Courses / Undergraduate

Spring 2018

  • The Craft of Writing: Boxing Films

    R1B - 003 | CCN: 24282

    Eliot Bessette

    4 Units

    The Philadelphia Museum of Art, Robert De Niro's weight gain, "Eye of the Tiger": boxing films have a knack for culturally enshrining and transforming their content. The artists drawn to boxing films read like a Who’s Who of American cinema: directors spanning Buster Keaton and Alfred Hitchcock to Martin Scorsese and Clint Eastwood, and performers ranging from Charlie Chaplin and Paul Newman to Denzel Washington and Will Smith. Although in the last twenty years boxing has ceded popularity and media attention to mixed martial arts, it remains a pervasive part of American cultural discourse and film production. We will explore what makes boxing so enduringly cinematic.

     

    This course, which surveys a number of great films about “the sweet science,” has two chief objectives.

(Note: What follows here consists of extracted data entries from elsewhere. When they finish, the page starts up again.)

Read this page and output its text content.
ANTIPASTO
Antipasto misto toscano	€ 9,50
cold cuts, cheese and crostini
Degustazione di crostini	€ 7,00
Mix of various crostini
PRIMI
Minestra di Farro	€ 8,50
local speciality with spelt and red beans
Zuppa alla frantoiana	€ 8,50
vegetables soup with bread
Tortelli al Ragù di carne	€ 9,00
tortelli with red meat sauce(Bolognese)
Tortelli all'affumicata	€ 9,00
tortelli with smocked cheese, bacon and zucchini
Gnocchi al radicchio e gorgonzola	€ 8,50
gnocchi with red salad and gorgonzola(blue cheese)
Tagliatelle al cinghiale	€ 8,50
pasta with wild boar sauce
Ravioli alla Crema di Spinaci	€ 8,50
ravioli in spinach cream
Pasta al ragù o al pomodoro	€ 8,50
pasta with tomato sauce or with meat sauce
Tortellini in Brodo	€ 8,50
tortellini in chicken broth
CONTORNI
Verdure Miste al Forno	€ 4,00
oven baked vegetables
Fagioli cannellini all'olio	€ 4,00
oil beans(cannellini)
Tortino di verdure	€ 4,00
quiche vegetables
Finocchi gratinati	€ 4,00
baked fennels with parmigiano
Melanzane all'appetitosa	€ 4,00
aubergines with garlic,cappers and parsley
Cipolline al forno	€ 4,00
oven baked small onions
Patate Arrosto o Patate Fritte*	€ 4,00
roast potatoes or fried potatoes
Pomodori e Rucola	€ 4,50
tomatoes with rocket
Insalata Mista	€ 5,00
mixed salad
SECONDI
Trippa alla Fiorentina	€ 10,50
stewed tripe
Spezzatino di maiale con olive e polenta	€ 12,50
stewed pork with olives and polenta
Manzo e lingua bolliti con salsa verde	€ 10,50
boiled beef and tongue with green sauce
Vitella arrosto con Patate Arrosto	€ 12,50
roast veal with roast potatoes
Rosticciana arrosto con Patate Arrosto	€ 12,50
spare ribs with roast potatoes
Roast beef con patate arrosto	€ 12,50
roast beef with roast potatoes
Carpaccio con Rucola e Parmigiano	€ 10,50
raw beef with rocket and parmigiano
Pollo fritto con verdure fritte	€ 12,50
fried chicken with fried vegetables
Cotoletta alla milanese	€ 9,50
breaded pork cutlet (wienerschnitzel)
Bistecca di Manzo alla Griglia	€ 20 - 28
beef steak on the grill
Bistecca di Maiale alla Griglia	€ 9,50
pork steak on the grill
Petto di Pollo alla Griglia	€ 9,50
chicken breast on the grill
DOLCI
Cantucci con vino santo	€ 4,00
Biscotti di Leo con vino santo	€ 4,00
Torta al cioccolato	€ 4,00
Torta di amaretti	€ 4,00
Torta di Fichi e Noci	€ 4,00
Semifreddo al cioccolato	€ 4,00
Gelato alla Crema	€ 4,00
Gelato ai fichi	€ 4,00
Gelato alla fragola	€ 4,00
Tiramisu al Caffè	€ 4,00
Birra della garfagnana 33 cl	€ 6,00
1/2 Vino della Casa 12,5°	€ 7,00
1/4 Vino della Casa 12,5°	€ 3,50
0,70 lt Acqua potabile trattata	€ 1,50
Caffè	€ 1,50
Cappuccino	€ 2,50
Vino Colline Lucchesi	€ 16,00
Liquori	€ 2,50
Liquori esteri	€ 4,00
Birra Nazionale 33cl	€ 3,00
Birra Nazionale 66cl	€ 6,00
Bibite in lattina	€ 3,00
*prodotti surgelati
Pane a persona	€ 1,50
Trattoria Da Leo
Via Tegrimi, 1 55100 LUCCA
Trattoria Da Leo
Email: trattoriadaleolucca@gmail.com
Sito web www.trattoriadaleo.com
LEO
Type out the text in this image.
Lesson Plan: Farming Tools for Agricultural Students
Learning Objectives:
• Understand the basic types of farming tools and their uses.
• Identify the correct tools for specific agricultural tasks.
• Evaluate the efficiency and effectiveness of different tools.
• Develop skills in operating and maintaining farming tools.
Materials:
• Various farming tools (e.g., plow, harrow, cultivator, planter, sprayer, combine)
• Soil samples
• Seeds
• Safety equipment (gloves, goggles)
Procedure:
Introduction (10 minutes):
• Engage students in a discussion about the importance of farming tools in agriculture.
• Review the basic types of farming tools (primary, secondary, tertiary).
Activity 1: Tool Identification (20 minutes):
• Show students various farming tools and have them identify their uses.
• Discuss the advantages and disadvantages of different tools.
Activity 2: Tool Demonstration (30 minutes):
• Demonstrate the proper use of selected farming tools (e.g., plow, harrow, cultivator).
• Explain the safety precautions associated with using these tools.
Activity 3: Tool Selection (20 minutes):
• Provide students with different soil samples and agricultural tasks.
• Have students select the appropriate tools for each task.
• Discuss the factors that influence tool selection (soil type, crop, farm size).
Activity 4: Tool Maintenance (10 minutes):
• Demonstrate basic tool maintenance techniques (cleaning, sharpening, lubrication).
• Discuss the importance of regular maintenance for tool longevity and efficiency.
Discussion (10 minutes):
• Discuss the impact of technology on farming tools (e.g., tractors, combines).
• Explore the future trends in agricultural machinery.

First, we will investigate the narrative patterns, audiovisual styles, and themes (including corruption, perseverance, anger, and patriotism) in fictional boxing films, and we will consider how closely they hang together as a genre. Second, we will use these selections as an introduction to film studies, as they intersect with a number of pivotal topics in the discipline. Boxing films often draw on real life stories and question what can be faked and what cannot; they are implicated in the birth of the medium and early censorship debates; and their relentless analysis of physicality and violence invites theories of cinematic “body genres” and spectatorial embodiment.

     

    We will give special attention to the figures of Muhammad Ali, who became a national figure far in excess of his boxing career, and Sylvester Stallone, who despite never boxing professionally became indelibly linked to his on-screen persona Rocky Balboa. We will view works across film history from Boxing Cats (1894) to Creed (2015). We will examine the cultural significance of actual boxing matches in documentaries like When We Were Kings (1996) and through excerpts of bouts featuring Jack Dempsey, Joe Louis, Sugar Ray Robinson, Mike Tyson, and others. To situate our films intellectually, we will read broad and variegated offerings, including film history, genre theory, philosophy, and literary boxing prose.

     

    This course fulfills the second part of the Reading and Composition requirement. Students will further develop the skills of audiovisual analysis of films and close reading of written texts from the R1A level. They will also learn how to locate, evaluate, and properly cite theoretical and historical sources to support their own original and compelling arguments in several research papers.